All the corn in the state is now planted as the safrinha crop, so there is no rotating to another crop if the soybeans are not planted on time. There is some full-season cotton planted in the state, but approximately three quarters of the cotton is planted as a second crop following soybeans. The first crop in Mato Grosso is virtually all soybeans, so the farmers will wait until the conditions support soybean planting.

In the central Brazilian state of Goias, the worst area is the southwestern part of the state where the rainfall thus far this growing season has been approximately 60% below normal. The areas of dryness in Goias represent over half of the total soybeans produced in the state.

In western Bahia, the rains are about a month late in getting started. The current soil moisture (mid-November) is what it normally would be in mid-October. For now, it looks like 2015 will see the second latest arrival of the summer rains over the last 15 years.

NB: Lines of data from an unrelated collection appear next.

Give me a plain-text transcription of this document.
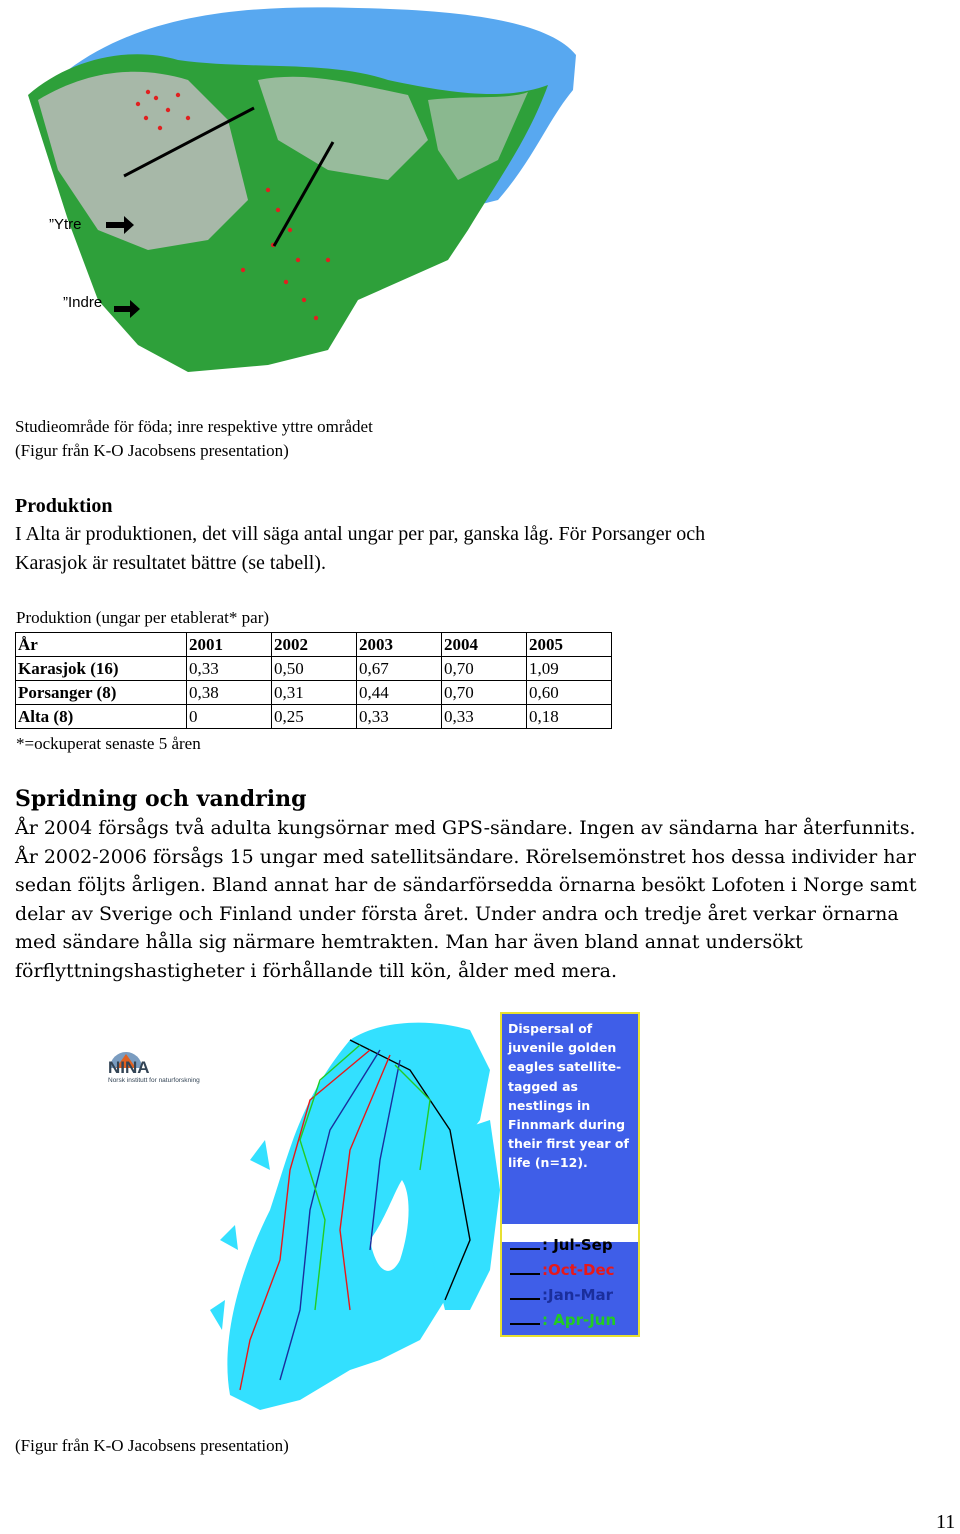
”Ytre
”Indre
Studieområde för föda; inre respektive yttre området
(Figur från K-O Jacobsens presentation)
Produktion
I Alta är produktionen, det vill säga antal ungar per par, ganska låg. För Porsanger och
Karasjok är resultatet bättre (se tabell).
Produktion (ungar per etablerat* par)
År	2001	2002	2003	2004	2005
Karasjok (16)	0,33	0,50	0,67	0,70	1,09
Porsanger (8)	0,38	0,31	0,44	0,70	0,60
Alta (8)	0	0,25	0,33	0,33	0,18
*=ockuperat senaste 5 åren
Spridning och vandring
År 2004 försågs två adulta kungsörnar med GPS-sändare. Ingen av sändarna har återfunnits.
År 2002-2006 försågs 15 ungar med satellitsändare. Rörelsemönstret hos dessa individer har
sedan följts årligen. Bland annat har de sändarförsedda örnarna besökt Lofoten i Norge samt
delar av Sverige och Finland under första året. Under andra och tredje året verkar örnarna
med sändare hålla sig närmare hemtrakten. Man har även bland annat undersökt
förflyttningshastigheter i förhållande till kön, ålder med mera.
NINA
Norsk institutt for naturforskning
Dispersal of juvenile golden eagles satellite-tagged as nestlings in Finnmark during their first year of life (n=12).
: Jul-Sep
:Oct-Dec
:Jan-Mar
: Apr-Jun
(Figur från K-O Jacobsens presentation)
11
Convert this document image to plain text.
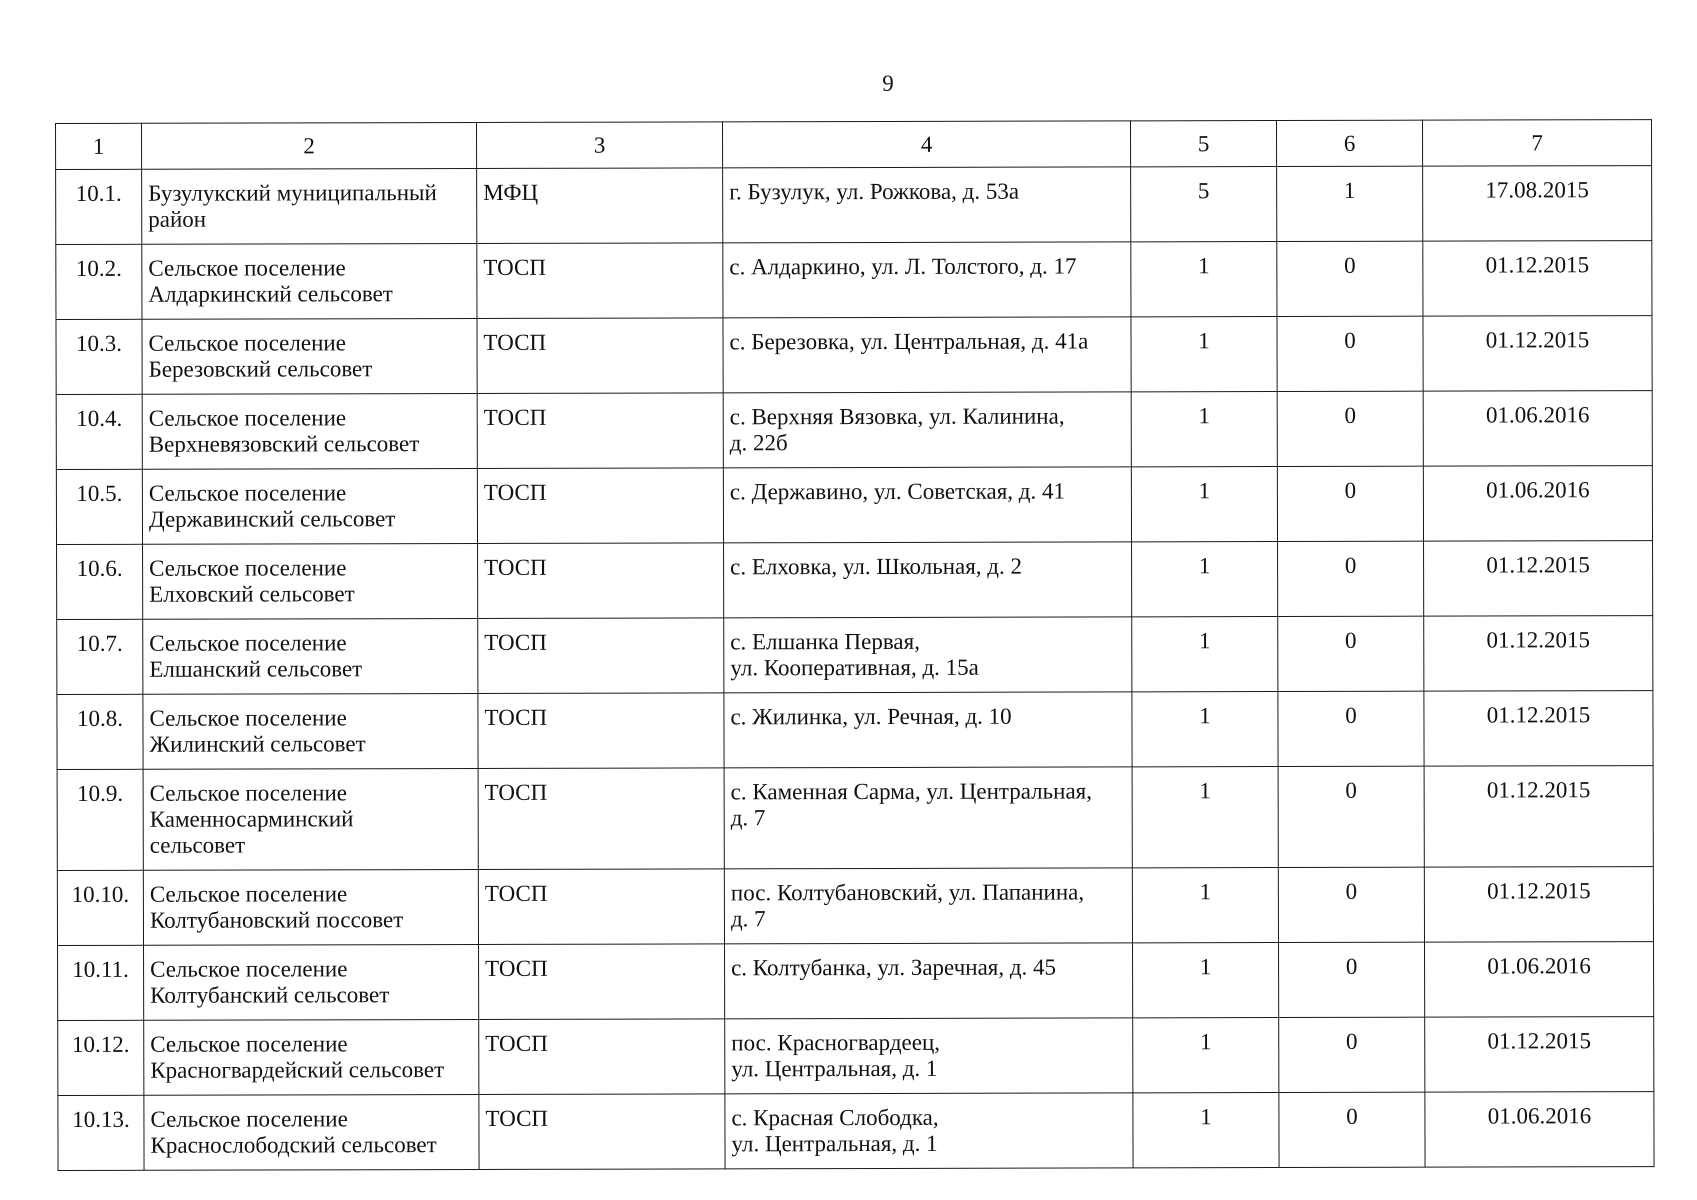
9
1	2	3	4	5	6	7
10.1.	Бузулукский муниципальный
район	МФЦ	г. Бузулук, ул. Рожкова, д. 53а	5	1	17.08.2015
10.2.	Сельское поселение
Алдаркинский сельсовет	ТОСП	с. Алдаркино, ул. Л. Толстого, д. 17	1	0	01.12.2015
10.3.	Сельское поселение
Березовский сельсовет	ТОСП	с. Березовка, ул. Центральная, д. 41а	1	0	01.12.2015
10.4.	Сельское поселение
Верхневязовский сельсовет	ТОСП	с. Верхняя Вязовка, ул. Калинина,
д. 22б	1	0	01.06.2016
10.5.	Сельское поселение
Державинский сельсовет	ТОСП	с. Державино, ул. Советская, д. 41	1	0	01.06.2016
10.6.	Сельское поселение
Елховский сельсовет	ТОСП	с. Елховка, ул. Школьная, д. 2	1	0	01.12.2015
10.7.	Сельское поселение
Елшанский сельсовет	ТОСП	с. Елшанка Первая,
ул. Кооперативная, д. 15а	1	0	01.12.2015
10.8.	Сельское поселение
Жилинский сельсовет	ТОСП	с. Жилинка, ул. Речная, д. 10	1	0	01.12.2015
10.9.	Сельское поселение
Каменносарминский
сельсовет	ТОСП	с. Каменная Сарма, ул. Центральная,
д. 7	1	0	01.12.2015
10.10.	Сельское поселение
Колтубановский поссовет	ТОСП	пос. Колтубановский, ул. Папанина,
д. 7	1	0	01.12.2015
10.11.	Сельское поселение
Колтубанский сельсовет	ТОСП	с. Колтубанка, ул. Заречная, д. 45	1	0	01.06.2016
10.12.	Сельское поселение
Красногвардейский сельсовет	ТОСП	пос. Красногвардеец,
ул. Центральная, д. 1	1	0	01.12.2015
10.13.	Сельское поселение
Краснослободский сельсовет	ТОСП	с. Красная Слободка,
ул. Центральная, д. 1	1	0	01.06.2016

The best weather in Brazil has been in Parana and southern Mato Grosso do Sul. The soybean planting started early in Parana, and as a result, farmers in the state should be able to start planting their safrinha corn approximately 15 days earlier than average next year. Farmers in southern Mato Grosso do Sul have also had good planting weather and they have planted 80% of their soybeans. It is a little slower in the northern part of the state where they have planted approximately 60% of their soybeans.

In Rio Grande do Sul, the soybean planting is behind average due to wet conditions. Farmers in the state have planted 20% of their soybeans compared to an average of 37%. In addition to delaying the soybean planting, the wet weather in the state has also impacted the rice planting and the wheat production.